Fast forward 30 years later, in 2013, to Dany Bruch's creation:
"One day in the Canaries, I used a friend's surfboard: it was a 5’8" called the Black Box. I had never tried a surfboard that small and naturally, I wanted to try it as it had a weird shape… Short but super wide in the center and tail and without excess volume. It really caught my attention! I had seen my mate on it in mushy waves and he was flying on it! But he's a really good surfer and I did not think it would do the same for me – but it did! I could race full speed down the line, get some nice turns in and have a lot of fun in waves that normally would not allow me to do anything similar. That session made me think a lot... I thought about how many days of light winds and small waves do we have around the world… and if this concept worked so well in surfing, why would it not also work for windsurfing? I needed to give it a shot!”

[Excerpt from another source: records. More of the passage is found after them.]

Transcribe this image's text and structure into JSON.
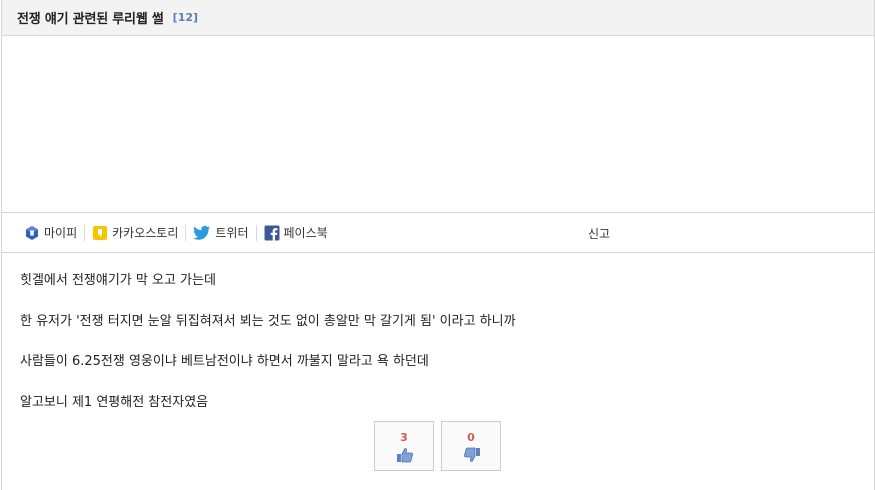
{
  "post": {
    "title": "전쟁 얘기 관련된 루리웹 썰",
    "comment_count": "[12]"
  },
  "share": {
    "mypi_label": "마이피",
    "kakaostory_label": "카카오스토리",
    "twitter_label": "트위터",
    "facebook_label": "페이스북",
    "report_label": "신고"
  },
  "body": {
    "lines": [
      "힛겔에서 전쟁얘기가 막 오고 가는데",
      "한 유저가 '전쟁 터지면 눈알 뒤집혀져서 뵈는 것도 없이 총알만 막 갈기게 됨' 이라고 하니까",
      "사람들이 6.25전쟁 영웅이냐 베트남전이냐 하면서 까불지 말라고 욕 하던데",
      "알고보니 제1 연평해전 참전자였음"
    ]
  },
  "votes": {
    "like_count": "3",
    "dislike_count": "0"
  },
  "colors": {
    "title_bg": "#f3f3f3",
    "comment_count": "#5a7fb0",
    "vote_count": "#d05a5a",
    "mypi_blue": "#2f5fbf",
    "kakao_yellow": "#f7c600",
    "twitter_blue": "#2a9ae0",
    "facebook_blue": "#3b5998"
  }
}
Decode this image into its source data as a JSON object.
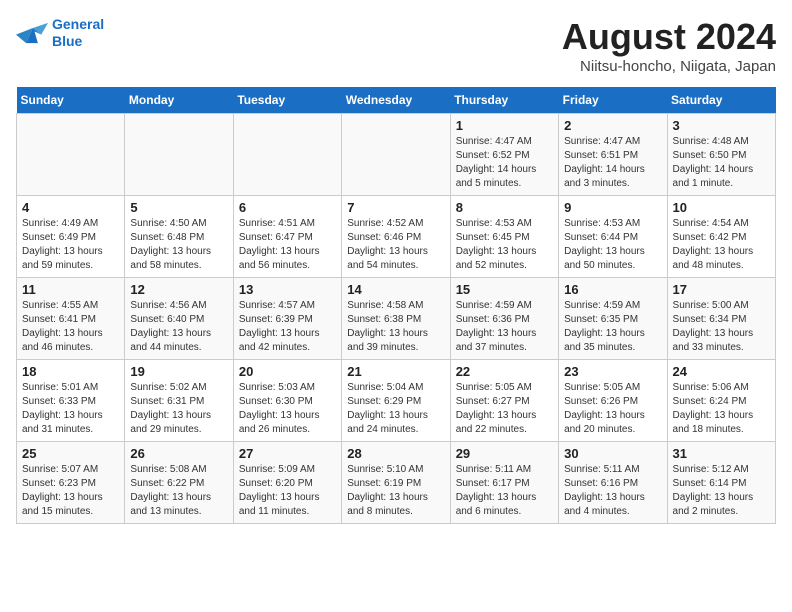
{
  "logo": {
    "line1": "General",
    "line2": "Blue"
  },
  "title": "August 2024",
  "subtitle": "Niitsu-honcho, Niigata, Japan",
  "days_of_week": [
    "Sunday",
    "Monday",
    "Tuesday",
    "Wednesday",
    "Thursday",
    "Friday",
    "Saturday"
  ],
  "weeks": [
    [
      {
        "day": "",
        "info": ""
      },
      {
        "day": "",
        "info": ""
      },
      {
        "day": "",
        "info": ""
      },
      {
        "day": "",
        "info": ""
      },
      {
        "day": "1",
        "info": "Sunrise: 4:47 AM\nSunset: 6:52 PM\nDaylight: 14 hours\nand 5 minutes."
      },
      {
        "day": "2",
        "info": "Sunrise: 4:47 AM\nSunset: 6:51 PM\nDaylight: 14 hours\nand 3 minutes."
      },
      {
        "day": "3",
        "info": "Sunrise: 4:48 AM\nSunset: 6:50 PM\nDaylight: 14 hours\nand 1 minute."
      }
    ],
    [
      {
        "day": "4",
        "info": "Sunrise: 4:49 AM\nSunset: 6:49 PM\nDaylight: 13 hours\nand 59 minutes."
      },
      {
        "day": "5",
        "info": "Sunrise: 4:50 AM\nSunset: 6:48 PM\nDaylight: 13 hours\nand 58 minutes."
      },
      {
        "day": "6",
        "info": "Sunrise: 4:51 AM\nSunset: 6:47 PM\nDaylight: 13 hours\nand 56 minutes."
      },
      {
        "day": "7",
        "info": "Sunrise: 4:52 AM\nSunset: 6:46 PM\nDaylight: 13 hours\nand 54 minutes."
      },
      {
        "day": "8",
        "info": "Sunrise: 4:53 AM\nSunset: 6:45 PM\nDaylight: 13 hours\nand 52 minutes."
      },
      {
        "day": "9",
        "info": "Sunrise: 4:53 AM\nSunset: 6:44 PM\nDaylight: 13 hours\nand 50 minutes."
      },
      {
        "day": "10",
        "info": "Sunrise: 4:54 AM\nSunset: 6:42 PM\nDaylight: 13 hours\nand 48 minutes."
      }
    ],
    [
      {
        "day": "11",
        "info": "Sunrise: 4:55 AM\nSunset: 6:41 PM\nDaylight: 13 hours\nand 46 minutes."
      },
      {
        "day": "12",
        "info": "Sunrise: 4:56 AM\nSunset: 6:40 PM\nDaylight: 13 hours\nand 44 minutes."
      },
      {
        "day": "13",
        "info": "Sunrise: 4:57 AM\nSunset: 6:39 PM\nDaylight: 13 hours\nand 42 minutes."
      },
      {
        "day": "14",
        "info": "Sunrise: 4:58 AM\nSunset: 6:38 PM\nDaylight: 13 hours\nand 39 minutes."
      },
      {
        "day": "15",
        "info": "Sunrise: 4:59 AM\nSunset: 6:36 PM\nDaylight: 13 hours\nand 37 minutes."
      },
      {
        "day": "16",
        "info": "Sunrise: 4:59 AM\nSunset: 6:35 PM\nDaylight: 13 hours\nand 35 minutes."
      },
      {
        "day": "17",
        "info": "Sunrise: 5:00 AM\nSunset: 6:34 PM\nDaylight: 13 hours\nand 33 minutes."
      }
    ],
    [
      {
        "day": "18",
        "info": "Sunrise: 5:01 AM\nSunset: 6:33 PM\nDaylight: 13 hours\nand 31 minutes."
      },
      {
        "day": "19",
        "info": "Sunrise: 5:02 AM\nSunset: 6:31 PM\nDaylight: 13 hours\nand 29 minutes."
      },
      {
        "day": "20",
        "info": "Sunrise: 5:03 AM\nSunset: 6:30 PM\nDaylight: 13 hours\nand 26 minutes."
      },
      {
        "day": "21",
        "info": "Sunrise: 5:04 AM\nSunset: 6:29 PM\nDaylight: 13 hours\nand 24 minutes."
      },
      {
        "day": "22",
        "info": "Sunrise: 5:05 AM\nSunset: 6:27 PM\nDaylight: 13 hours\nand 22 minutes."
      },
      {
        "day": "23",
        "info": "Sunrise: 5:05 AM\nSunset: 6:26 PM\nDaylight: 13 hours\nand 20 minutes."
      },
      {
        "day": "24",
        "info": "Sunrise: 5:06 AM\nSunset: 6:24 PM\nDaylight: 13 hours\nand 18 minutes."
      }
    ],
    [
      {
        "day": "25",
        "info": "Sunrise: 5:07 AM\nSunset: 6:23 PM\nDaylight: 13 hours\nand 15 minutes."
      },
      {
        "day": "26",
        "info": "Sunrise: 5:08 AM\nSunset: 6:22 PM\nDaylight: 13 hours\nand 13 minutes."
      },
      {
        "day": "27",
        "info": "Sunrise: 5:09 AM\nSunset: 6:20 PM\nDaylight: 13 hours\nand 11 minutes."
      },
      {
        "day": "28",
        "info": "Sunrise: 5:10 AM\nSunset: 6:19 PM\nDaylight: 13 hours\nand 8 minutes."
      },
      {
        "day": "29",
        "info": "Sunrise: 5:11 AM\nSunset: 6:17 PM\nDaylight: 13 hours\nand 6 minutes."
      },
      {
        "day": "30",
        "info": "Sunrise: 5:11 AM\nSunset: 6:16 PM\nDaylight: 13 hours\nand 4 minutes."
      },
      {
        "day": "31",
        "info": "Sunrise: 5:12 AM\nSunset: 6:14 PM\nDaylight: 13 hours\nand 2 minutes."
      }
    ]
  ]
}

“I knew more or less what I wanted. I started to draw the outline, inspiring myself from an old Starboard Fish from 2001, chose the tail I wanted, nose and rails, rocker line, bottom shape... I knew I could get the idea to work but I was not sure about what fin set up to use: single fin, twin, thruster or quad. The quad actually was calling me the most, as I thought that with such a wide tail, to have two fins on the side, near the rails, would allow it to turn easier, and then to have two more fins to hold the drive would be perfect… but it never worked! Actually, after three months of testing different set-ups on the board, re-shaping the tail and modifying the bottom shape, I was ready to abandon the project. I was using it in so many different conditions: strong winds, light winds, no wind, fins here, fins there... Every day, I was going down to the beach with a bag full of fins to test and my mates on the beach would laugh at my board, which they had nicknamed the "Door". But I carried on until I found the magic set-up! I used the widest twin fin option possible, which allowed me to make turn with no effort and avoided losing grip all the time. Then, I put in a trailer fin to keep track and drive. I just could not believe the result, it was amazing!!"